Police are investigating four reports from last week in which hate mail was delivered to Evanston residences. In each case, police said the residents received an unsolicited 31-page booklet titled “Facts that the Government and the Media Don’t Want You To Know!”
The publication lists as its author the Rev. Matt Hale, leader of the same white supremacy organization that caused an uproar at Northwestern two years ago when it tried to gain recognition as a student religious group on campus.
The distribution of offensive material is not illegal unless it is classified as littering or the material contains threats against specific individuals, Cmdr. Michael Perry of Evanston Police Department said.
Perry said the statements made in the booklets are too general to constitute a threat.
“We don’t know if it’s criminal at this point,” he said. “Right now, we’re just investigating.”
The booklets from the World Church of the Creator, which contain anti-Semitic and racist propaganda, were delivered between May 13 and May 15, mostly during the evening hours. Some residents initially mistook the booklet for a newspaper because it was rolled up in an unmarked orange plastic wrapper.
Evanston resident John Austin, who lives on Girard Avenue, found the booklet on his front lawn Monday, packaged with a cover sheet from the office of state Rep. Jeff Schoenberg, a Jewish Democrat from Illinois. Austin said he assumed the publication was from Schoenberg’s office, and he said he was shocked by the offensive language about Judaism he found inside the booklet.
“I quit reading,” he said. “It was pretty hideous stuff. Hale has no shame.”
Austin had heard of Hale before last week, he said, but he did not know exactly what the World Church of the Creator stood for until he looked at the booklet.
Austin, who is not Jewish, said he respects Schoenberg and felt obligated to let the representative know that his name was being misused in the publication.

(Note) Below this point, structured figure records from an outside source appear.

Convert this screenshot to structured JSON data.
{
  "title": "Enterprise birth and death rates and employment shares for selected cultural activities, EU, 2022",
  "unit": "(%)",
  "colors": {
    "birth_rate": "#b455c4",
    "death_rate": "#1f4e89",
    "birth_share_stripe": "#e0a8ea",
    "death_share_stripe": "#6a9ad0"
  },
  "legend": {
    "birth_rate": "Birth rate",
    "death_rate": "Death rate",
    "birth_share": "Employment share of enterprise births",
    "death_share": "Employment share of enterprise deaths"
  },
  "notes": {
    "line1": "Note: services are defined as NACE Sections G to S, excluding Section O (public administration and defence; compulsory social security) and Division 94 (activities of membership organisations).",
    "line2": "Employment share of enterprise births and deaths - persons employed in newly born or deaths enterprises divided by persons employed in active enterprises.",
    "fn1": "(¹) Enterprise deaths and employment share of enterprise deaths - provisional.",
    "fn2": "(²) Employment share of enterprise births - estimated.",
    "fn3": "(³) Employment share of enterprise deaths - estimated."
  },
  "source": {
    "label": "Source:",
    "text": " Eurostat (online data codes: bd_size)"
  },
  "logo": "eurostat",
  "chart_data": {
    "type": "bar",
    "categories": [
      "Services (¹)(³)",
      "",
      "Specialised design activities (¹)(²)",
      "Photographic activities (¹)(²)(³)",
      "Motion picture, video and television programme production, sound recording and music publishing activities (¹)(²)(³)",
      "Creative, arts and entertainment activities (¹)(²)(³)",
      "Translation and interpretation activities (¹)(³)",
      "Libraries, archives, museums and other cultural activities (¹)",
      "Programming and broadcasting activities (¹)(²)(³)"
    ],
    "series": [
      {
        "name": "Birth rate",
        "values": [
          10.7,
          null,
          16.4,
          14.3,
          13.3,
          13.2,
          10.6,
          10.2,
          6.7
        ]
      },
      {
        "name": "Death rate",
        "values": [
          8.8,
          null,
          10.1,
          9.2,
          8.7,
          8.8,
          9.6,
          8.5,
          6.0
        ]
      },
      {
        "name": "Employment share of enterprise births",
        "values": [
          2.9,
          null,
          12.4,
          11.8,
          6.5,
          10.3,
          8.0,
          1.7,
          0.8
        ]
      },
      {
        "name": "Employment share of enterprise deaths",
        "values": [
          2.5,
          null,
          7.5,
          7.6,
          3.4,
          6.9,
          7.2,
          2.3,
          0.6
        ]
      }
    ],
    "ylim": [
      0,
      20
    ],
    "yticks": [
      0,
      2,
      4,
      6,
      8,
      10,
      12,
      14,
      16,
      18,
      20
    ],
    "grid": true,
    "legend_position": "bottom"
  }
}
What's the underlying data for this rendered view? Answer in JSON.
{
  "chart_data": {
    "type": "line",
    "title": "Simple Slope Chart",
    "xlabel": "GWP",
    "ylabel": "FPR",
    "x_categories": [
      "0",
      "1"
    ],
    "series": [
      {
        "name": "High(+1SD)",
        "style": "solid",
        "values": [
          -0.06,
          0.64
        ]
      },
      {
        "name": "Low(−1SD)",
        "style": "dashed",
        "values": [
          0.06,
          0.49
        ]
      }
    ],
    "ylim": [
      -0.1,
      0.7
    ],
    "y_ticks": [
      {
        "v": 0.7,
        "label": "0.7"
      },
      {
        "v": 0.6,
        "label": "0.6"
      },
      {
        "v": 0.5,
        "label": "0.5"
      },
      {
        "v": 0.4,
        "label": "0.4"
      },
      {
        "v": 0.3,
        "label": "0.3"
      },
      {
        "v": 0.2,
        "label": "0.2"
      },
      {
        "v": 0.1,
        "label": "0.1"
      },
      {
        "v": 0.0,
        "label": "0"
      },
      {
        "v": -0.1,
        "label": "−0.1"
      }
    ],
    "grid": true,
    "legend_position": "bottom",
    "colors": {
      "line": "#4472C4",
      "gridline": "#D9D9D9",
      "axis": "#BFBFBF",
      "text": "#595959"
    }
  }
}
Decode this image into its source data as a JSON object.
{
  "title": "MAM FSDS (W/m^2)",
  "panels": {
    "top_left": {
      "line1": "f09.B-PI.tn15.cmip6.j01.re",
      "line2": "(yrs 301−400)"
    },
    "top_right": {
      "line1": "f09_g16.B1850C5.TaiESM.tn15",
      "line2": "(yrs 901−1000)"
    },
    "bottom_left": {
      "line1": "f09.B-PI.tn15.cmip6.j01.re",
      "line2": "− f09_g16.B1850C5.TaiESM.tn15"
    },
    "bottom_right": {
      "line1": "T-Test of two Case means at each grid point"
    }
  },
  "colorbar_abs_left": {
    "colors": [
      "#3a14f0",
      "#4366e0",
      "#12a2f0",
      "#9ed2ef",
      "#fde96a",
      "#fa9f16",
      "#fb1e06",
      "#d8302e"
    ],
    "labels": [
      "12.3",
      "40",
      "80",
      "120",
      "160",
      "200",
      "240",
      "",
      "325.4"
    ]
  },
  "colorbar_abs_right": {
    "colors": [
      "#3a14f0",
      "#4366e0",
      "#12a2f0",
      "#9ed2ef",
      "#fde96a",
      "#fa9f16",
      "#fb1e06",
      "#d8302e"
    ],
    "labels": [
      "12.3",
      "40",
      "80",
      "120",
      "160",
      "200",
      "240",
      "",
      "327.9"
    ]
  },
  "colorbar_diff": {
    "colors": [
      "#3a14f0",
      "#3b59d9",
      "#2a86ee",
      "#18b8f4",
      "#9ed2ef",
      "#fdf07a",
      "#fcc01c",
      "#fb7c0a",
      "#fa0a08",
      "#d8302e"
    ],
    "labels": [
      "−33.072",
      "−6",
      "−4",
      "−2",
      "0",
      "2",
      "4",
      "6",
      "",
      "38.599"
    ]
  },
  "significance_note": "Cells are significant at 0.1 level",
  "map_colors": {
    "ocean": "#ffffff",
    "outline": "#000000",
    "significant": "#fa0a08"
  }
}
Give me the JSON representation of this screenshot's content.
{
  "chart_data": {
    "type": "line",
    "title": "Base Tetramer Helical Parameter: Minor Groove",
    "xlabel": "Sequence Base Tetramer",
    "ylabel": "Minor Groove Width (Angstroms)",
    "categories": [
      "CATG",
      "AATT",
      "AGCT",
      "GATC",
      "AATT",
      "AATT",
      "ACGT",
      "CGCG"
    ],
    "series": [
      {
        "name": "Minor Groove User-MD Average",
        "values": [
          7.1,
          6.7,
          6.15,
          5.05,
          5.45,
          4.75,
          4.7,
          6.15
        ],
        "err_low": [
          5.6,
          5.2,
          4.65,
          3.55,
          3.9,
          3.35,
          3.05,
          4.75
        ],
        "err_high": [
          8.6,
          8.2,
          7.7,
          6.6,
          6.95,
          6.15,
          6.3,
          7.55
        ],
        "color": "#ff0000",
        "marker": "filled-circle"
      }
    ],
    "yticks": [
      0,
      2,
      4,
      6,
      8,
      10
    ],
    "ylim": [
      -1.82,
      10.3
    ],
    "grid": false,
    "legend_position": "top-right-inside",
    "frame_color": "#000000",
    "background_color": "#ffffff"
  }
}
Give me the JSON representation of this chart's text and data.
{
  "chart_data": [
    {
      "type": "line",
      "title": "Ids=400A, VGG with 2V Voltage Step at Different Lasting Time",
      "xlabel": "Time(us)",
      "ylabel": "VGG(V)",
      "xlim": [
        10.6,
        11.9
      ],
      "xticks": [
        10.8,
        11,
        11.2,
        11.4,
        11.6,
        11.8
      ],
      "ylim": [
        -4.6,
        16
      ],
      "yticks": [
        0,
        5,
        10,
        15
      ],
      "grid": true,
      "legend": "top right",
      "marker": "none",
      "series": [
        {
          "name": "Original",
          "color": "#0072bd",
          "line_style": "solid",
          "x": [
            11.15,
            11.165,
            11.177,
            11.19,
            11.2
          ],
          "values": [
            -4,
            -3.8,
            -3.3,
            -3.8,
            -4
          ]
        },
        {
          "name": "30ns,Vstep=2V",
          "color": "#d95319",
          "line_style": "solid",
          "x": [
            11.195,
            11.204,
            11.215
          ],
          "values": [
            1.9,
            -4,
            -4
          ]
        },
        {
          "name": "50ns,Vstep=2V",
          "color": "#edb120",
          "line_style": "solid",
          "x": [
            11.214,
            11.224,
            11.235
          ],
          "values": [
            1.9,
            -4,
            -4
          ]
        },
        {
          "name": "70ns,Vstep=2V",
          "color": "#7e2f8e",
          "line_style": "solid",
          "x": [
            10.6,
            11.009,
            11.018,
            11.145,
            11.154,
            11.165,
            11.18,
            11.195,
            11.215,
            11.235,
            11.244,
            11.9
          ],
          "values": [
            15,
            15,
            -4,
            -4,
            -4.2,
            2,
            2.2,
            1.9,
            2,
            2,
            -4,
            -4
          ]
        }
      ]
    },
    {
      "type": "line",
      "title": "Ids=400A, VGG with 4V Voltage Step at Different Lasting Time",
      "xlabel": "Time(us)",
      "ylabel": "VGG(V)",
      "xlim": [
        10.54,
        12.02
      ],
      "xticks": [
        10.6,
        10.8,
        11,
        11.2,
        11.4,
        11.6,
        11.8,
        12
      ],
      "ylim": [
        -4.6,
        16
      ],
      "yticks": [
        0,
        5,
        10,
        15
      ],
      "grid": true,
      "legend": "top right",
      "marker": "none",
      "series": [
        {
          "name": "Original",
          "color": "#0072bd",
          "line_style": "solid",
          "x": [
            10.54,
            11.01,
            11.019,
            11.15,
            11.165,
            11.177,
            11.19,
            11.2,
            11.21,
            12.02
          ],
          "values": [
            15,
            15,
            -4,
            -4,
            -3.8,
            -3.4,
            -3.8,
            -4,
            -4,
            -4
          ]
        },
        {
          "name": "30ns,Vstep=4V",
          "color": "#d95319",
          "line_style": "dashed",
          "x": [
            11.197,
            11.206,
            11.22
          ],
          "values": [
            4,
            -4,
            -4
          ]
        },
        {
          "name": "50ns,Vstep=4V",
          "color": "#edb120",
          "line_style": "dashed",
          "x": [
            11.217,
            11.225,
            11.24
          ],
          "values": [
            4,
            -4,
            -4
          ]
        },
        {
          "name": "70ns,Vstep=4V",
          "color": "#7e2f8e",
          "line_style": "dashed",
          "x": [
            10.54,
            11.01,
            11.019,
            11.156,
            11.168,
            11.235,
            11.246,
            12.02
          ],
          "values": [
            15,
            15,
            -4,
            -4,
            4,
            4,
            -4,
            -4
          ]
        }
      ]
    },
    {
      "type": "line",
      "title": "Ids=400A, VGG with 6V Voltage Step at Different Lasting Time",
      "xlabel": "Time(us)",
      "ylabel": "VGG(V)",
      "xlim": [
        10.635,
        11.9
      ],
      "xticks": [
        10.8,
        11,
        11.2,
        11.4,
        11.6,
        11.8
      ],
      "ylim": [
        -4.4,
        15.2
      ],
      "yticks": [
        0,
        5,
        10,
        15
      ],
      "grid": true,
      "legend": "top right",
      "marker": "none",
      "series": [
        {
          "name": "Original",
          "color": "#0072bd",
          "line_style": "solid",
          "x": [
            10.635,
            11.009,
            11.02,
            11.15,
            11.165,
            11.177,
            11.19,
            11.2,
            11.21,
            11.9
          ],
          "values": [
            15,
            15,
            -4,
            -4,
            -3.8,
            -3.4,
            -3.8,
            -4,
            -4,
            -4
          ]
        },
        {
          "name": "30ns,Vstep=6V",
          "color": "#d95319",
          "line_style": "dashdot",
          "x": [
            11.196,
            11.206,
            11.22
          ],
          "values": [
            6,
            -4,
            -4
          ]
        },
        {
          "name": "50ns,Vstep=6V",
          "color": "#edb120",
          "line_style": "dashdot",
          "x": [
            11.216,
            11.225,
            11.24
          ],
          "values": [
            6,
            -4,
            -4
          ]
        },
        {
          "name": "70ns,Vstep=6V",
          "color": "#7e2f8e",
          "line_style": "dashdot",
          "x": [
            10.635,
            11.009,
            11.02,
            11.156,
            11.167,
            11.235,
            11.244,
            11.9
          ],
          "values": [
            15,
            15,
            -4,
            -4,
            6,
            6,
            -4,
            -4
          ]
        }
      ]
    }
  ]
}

“They’re not slandering Schoenberg as much as they’re spreading lies about the Jewish faith,” he said.
The representative’s staff asked Austin to report the incident to police so they could track the publication’s delivery.
Schoenberg’s office could not be reached for comment Monday.
Austin said he does not think he was targeted specifically for the mailing, but rather that it was distributed randomly throughout local neighborhoods, possibly by a theological group opposed to Jewish political leaders.
“I would assume they just put different cover sheets on depending on the locale,” he said.
The city’s Human Relations Commission has asked residents who receive the booklet to contact police. The commission is working to track the movement and activities of Hale’s organization, though no charges have been filed against the organization at this time.
This is not the first attempt by the World Church of the Creator to spread its propaganda in Evanston. Similar copies of Hale’s booklet appeared on Northwestern’s campus in the fall of 1999. In January 2000, Hale staged a demonstration at the Technological Institute, which was met with violent protests.